Пашка помнил, как мать с дядей Кешей пропадали в судах, нанимали каких-то знаменитых адвокатов. Все без толку.
Мать Сережкина, тетя Клаша, тогда уже третий месяц в отделении для безнадежных в Остроумовской больнице лежала. Ей ничего не сказали. Еле сдерживаясь, Анна Георгиевна плела умирающей сестре, будто Кеша с Сережей на Байкал махнули. Отец, мол, хочет сыну показать места, где родился.
Тетя Клаша и верила – она вообще наивная была… Выскочила замуж за молодого, красивого, остроумного Иннокентия (а тогда бухгалтер – ой, ой, какая профессия была!), и на все дальнейшие годы весь мир, вся жизнь ее заключалась в них двоих – в Кеше и Сереже. Была она светла и добра какой-то невинной, почти детской добротой, которая бывает у людей, которым суждено рано умереть.
Наверное, поэтому и верила старшей сестре, что все по-прежнему хорошо.

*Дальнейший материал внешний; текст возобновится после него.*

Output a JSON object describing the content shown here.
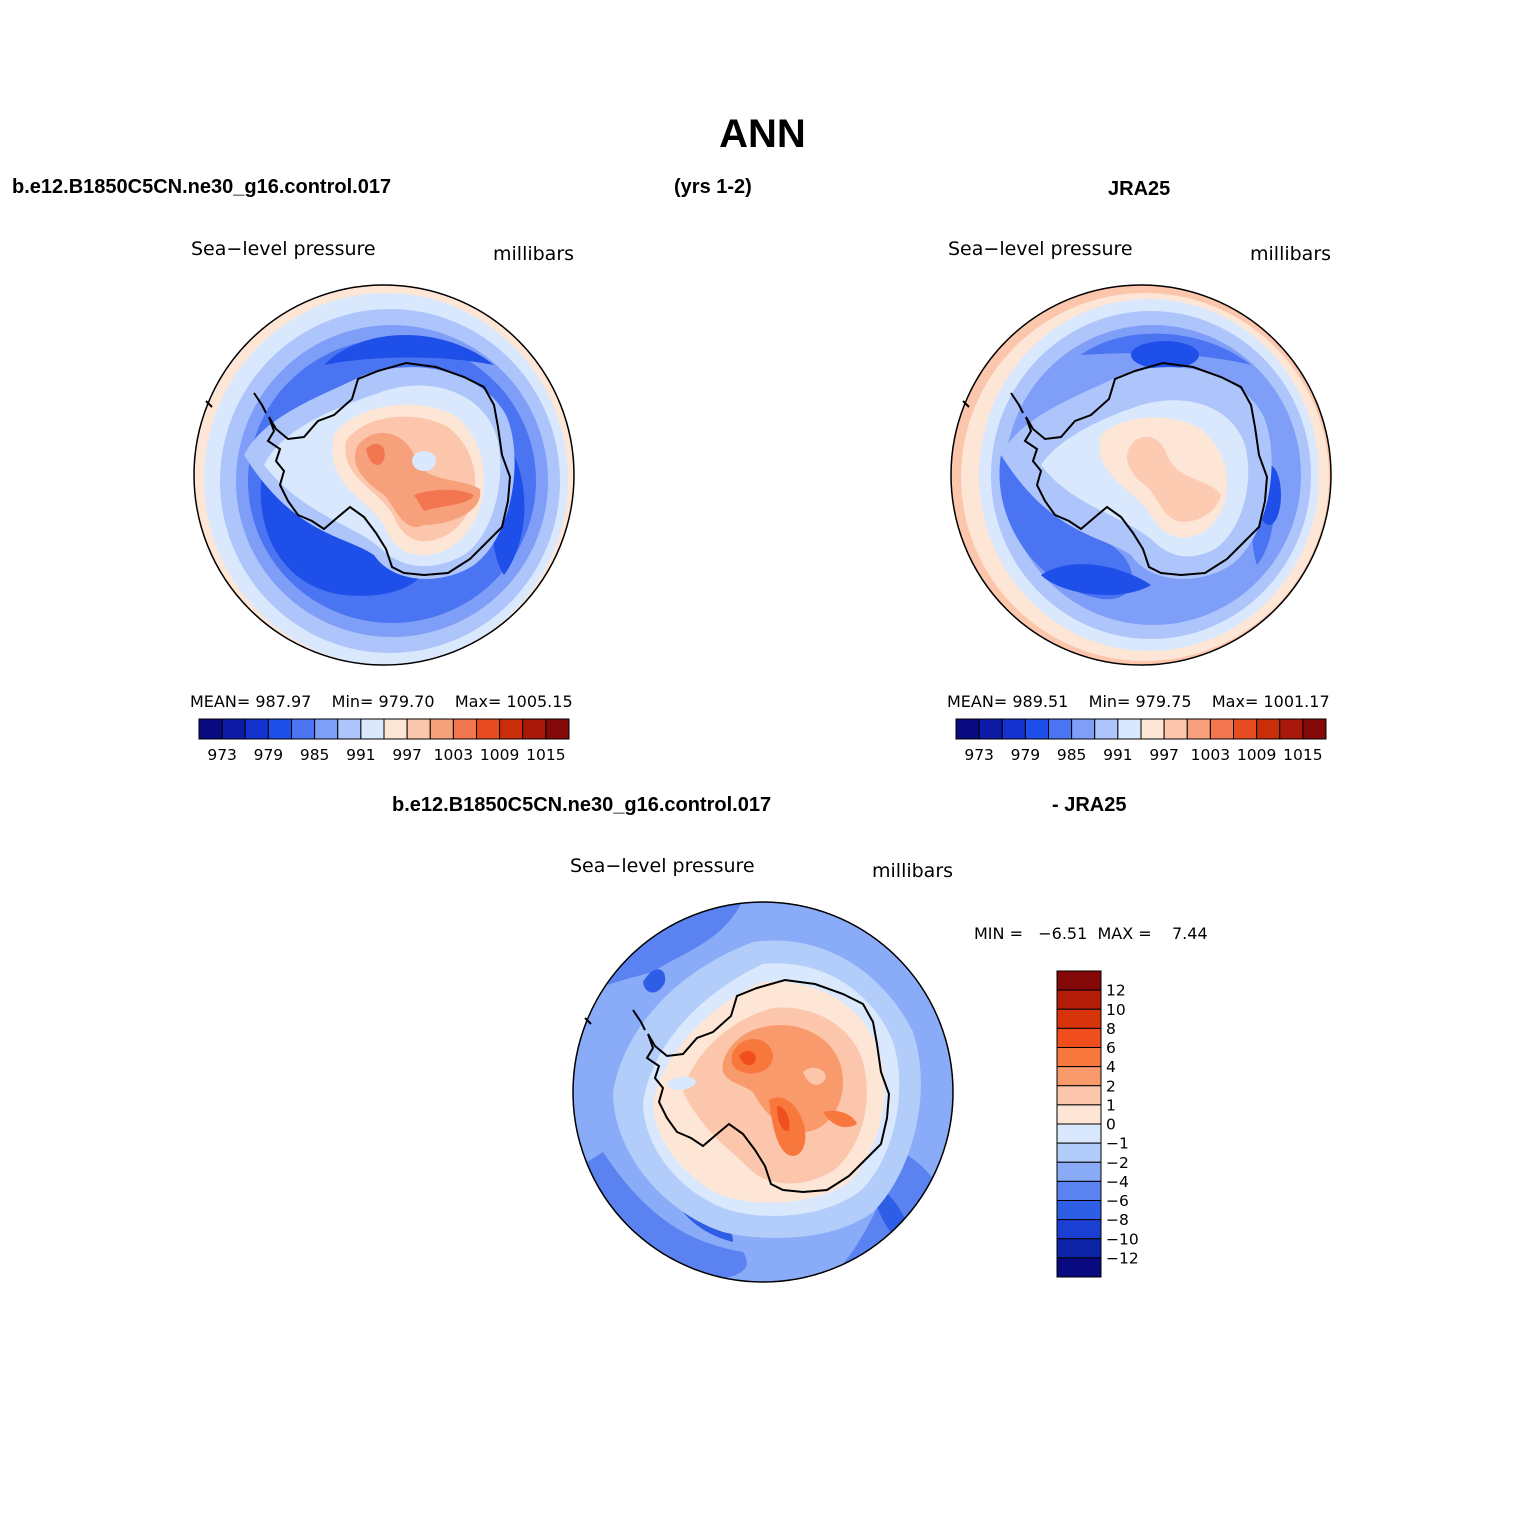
{
  "title": "ANN",
  "header": {
    "model_case": "b.e12.B1850C5CN.ne30_g16.control.017",
    "years": "(yrs 1-2)",
    "obs": "JRA25"
  },
  "panels": {
    "model": {
      "variable": "Sea−level pressure",
      "units": "millibars",
      "stats": {
        "mean_label": "MEAN=",
        "mean": "987.97",
        "min_label": "Min=",
        "min": "979.70",
        "max_label": "Max=",
        "max": "1005.15"
      }
    },
    "obs": {
      "variable": "Sea−level pressure",
      "units": "millibars",
      "stats": {
        "mean_label": "MEAN=",
        "mean": "989.51",
        "min_label": "Min=",
        "min": "979.75",
        "max_label": "Max=",
        "max": "1001.17"
      }
    },
    "diff": {
      "case_label": "b.e12.B1850C5CN.ne30_g16.control.017",
      "obs_label": "- JRA25",
      "variable": "Sea−level pressure",
      "units": "millibars",
      "stats": {
        "min_label": "MIN =",
        "min": "−6.51",
        "max_label": "MAX =",
        "max": "7.44"
      }
    }
  },
  "colorbars": {
    "slp": {
      "ticks": [
        "973",
        "979",
        "985",
        "991",
        "997",
        "1003",
        "1009",
        "1015"
      ],
      "colors": [
        "#0a0a80",
        "#0d1aa6",
        "#1432cf",
        "#1e4fe8",
        "#4a74f2",
        "#7e9ef7",
        "#adc5fb",
        "#d9e8fd",
        "#fde6d6",
        "#fbc6ac",
        "#f7a07c",
        "#f27650",
        "#e64c20",
        "#c92d0a",
        "#a8190b",
        "#850808"
      ]
    },
    "diff": {
      "ticks": [
        "12",
        "10",
        "8",
        "6",
        "4",
        "2",
        "1",
        "0",
        "−1",
        "−2",
        "−4",
        "−6",
        "−8",
        "−10",
        "−12"
      ],
      "colors": [
        "#850808",
        "#b31d08",
        "#d8340c",
        "#f04e1c",
        "#f7773c",
        "#f99a6c",
        "#fcc6ac",
        "#fde6d6",
        "#d9e8fd",
        "#b3cdfb",
        "#8aabf7",
        "#5a83f1",
        "#2e5ee6",
        "#1b3fd2",
        "#0d24a8",
        "#0a0a80"
      ]
    }
  }
}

Что Кеша и Сережа скоро вернутся – как раз к ее выздоровлению!
А Кеша, всклокоченный, небритый, с утра уже нетрезвый, ждал вместе с Пашей Анну Георгиевну внизу, в вестибюле больницы. Все надеялся, что жена не подведет, выздоровеет! Но Анна Георгиевна спускалась из палаты раз от разу все мрачнее…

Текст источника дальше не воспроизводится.